Distressing news from a faraway place naturally makes one’s imagination color the place with the bad tidings. So given the geopolitical tension and saber-rattling surrounding Taiwan, the chance I got last September to speak with Jun Märkl, the Taiwan Philharmonic’s recently appointed music director, was a good reminder for me of the positive, creative side of life – and that life in general goes on mostly as usual for most people in most places most of the time.
On Friday in New York City, musicians from the Taiwan Philharmonic (known at home as the National Symphony Orchestra) reinforced that lesson with a chamber music concert in collaboration with the Chamber Music Society of Lincoln Center (CMS). Their renditions of music by Beethoven, Mozart, André Caplet, and a young Shostakovich helped show the vitality of the classical music scene in Taiwan – and assert the persistent power of artistic brotherhood across nations.

Co-artistic directors Wu Han (piano) and David Finckel (cello) sometimes appear at CMS concerts as MCs.

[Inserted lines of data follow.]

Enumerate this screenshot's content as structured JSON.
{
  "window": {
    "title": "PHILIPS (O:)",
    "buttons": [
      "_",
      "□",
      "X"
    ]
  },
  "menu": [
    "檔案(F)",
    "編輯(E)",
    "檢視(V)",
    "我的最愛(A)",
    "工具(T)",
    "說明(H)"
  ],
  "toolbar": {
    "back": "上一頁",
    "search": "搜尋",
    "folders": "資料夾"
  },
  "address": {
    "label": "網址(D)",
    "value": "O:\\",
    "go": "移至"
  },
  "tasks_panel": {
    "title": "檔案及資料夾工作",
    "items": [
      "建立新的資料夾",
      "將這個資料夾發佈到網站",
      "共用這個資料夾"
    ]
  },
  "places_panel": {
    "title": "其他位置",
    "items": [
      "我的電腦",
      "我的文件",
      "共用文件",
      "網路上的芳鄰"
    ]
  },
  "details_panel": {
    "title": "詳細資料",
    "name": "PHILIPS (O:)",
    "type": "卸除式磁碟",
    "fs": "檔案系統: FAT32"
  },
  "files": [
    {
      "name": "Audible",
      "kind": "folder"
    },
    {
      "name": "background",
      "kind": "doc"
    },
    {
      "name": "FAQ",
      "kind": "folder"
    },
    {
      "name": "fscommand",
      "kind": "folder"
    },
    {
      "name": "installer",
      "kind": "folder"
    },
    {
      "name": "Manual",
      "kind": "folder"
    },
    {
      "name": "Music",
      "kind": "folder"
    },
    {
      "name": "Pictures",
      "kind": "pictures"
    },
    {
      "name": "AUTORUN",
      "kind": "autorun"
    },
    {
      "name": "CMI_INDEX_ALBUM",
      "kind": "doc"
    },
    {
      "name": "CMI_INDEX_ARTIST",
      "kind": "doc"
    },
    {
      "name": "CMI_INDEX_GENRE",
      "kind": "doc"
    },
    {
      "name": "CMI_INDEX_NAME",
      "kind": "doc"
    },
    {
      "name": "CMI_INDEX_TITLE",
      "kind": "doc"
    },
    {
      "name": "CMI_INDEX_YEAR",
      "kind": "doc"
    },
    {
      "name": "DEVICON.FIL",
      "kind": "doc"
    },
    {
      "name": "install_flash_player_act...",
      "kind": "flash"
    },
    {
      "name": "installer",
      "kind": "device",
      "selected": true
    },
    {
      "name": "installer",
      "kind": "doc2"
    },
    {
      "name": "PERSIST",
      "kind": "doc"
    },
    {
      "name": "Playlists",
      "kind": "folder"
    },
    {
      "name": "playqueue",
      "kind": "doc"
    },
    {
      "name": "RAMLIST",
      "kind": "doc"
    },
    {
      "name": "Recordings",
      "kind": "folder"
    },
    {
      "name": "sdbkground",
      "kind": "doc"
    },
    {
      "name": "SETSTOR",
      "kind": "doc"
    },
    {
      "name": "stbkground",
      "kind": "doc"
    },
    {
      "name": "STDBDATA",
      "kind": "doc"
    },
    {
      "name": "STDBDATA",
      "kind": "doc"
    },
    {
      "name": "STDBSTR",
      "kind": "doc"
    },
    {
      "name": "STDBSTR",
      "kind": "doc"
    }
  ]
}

It was nice to see them at their instruments this time, for a smashing performance of Beethoven’s Trio in E flat Major, Op. 1 No. 1. They were joined by violinist Chih-Hong Tseng, who is currently a candidate for concertmaster of the Taiwan Philharmonic.
Beethoven’s Very First Opus
This four-movement early work of Beethoven was a wonderful showcase for Wu Han’s dextrous, flowing pianism in particular. The musicians vitally expressed both its joy and its substance.
After a vigorous, stately first movement and a gently dynamic Allegro, the Scherzo took flight on the pianist’s dancing grace notes. The final movement’s rich, even dark harmonies developed organically from the delicate, exposed piano figures. Impeccable integration and musicianship made the whole work sing.
The Harp Tolls for Thee
Two modern works (i.e. from the early 20th century) varied the program substantially.
André Caplet wrote “Conte Fantastique” first for harp and orchestra, then for harp and string quartet, inspired by Poe’s story “The Masque of the Red Death.” It’s always fun to watch a harpist play; Shannon Shuen Chieh, harpist from the Taiwan Philharmonic, expressed her superb technique almost choreographically in a way that complemented the music’s programmatic – what today we’d call cinematic – nature.

I had not been familiar with Caplet or his work. The piece is wild and weird, fanciful, restless, recapitulating but not resolving, with dissonant elements. A banging on the wood beam of the harp indicated Death’s knock; the harp also simulated a tolling bell. It was all very dramatic, though the music wandered for a while before it got to that eerie release; I wasn’t sure there’d be a payoff. When it came it brought the whole thing to a satisfying, if grim, climax.
Matching Chieh in energy and skill was a mixed string quartet with members of the Taiwan Philharmonic and the CMS, playing as if they’d worked together for years.
The Precocious Shostakovich
Dmitri Shostakovich wrote his ambitious Prelude and Scherzo for String Octet, Op. 11 when still a student. But it’s a deep piece of work. This performance brought together two string quartets, one comprised of Taiwan Philharmonic musicians, the other of CMS artists. The musicians sat in a single curved row, producing interesting stereo panning effects.
The mournful Prelude has a vivid, sad energy. It received a full-tilt performance from start to ghostly finish. The startling Scherzo sounds urgent. As one, the musicians dug in to the composer’s brash experiments. The cello slid. A viola surged from the mix with a pizzicato solo. It was a performance that made one sit up and listen.
Mozart and the Clarinet
Mozart’s beautiful Quintet for Clarinet, Two Violins, Viola, and Cello in A major is a favorite of mine and a pinnacle of classical chamber music. Joined by another mixed string quartet, Taiwan Philharmonic clarinetist Julien Chun-Yen Lai played with dynamic phrasing, subtly varied timbre, charisma and conviction; I imagine Mozart, who was quite enamored of the clarinet, would have been pleased.
Overall, though, the performance was not up to the level of the rest of the program. The dynamics felt a little flat, the timing not always altogether precise, the intonation among the strings a touch off.
The lyrical second movement came off the best, with the clarinet taking the lead. But in the finale, as earlier, it didn’t seem the musicians were savoring the gorgeous music as one would expect; excellent work from Lai and the first violinist didn’t save the overall performance from a generally perfunctory aura.
Over the evening as a whole, though, it was a treat to experience this collaboration among artists representing the cream of the Taiwanese classical music scene and the uppermost tier of U.S. chamber music. Besides the superb skill on display and the great and varied music, one could feel the sturdiness of the cultural ties that unite the world through music and art, spanning oceans of distance – and forging through a steady flow of bad news.
As for good news: The full Taiwan Philharmonic performs a program including Bruch, Mendelssohn, Debussy, and Taiwanese composer Ke-Chia Chen, at the Kennedy Center this Wednesday, April 19; at Lincoln Center on the 21st; and in Chicago on the 23rd.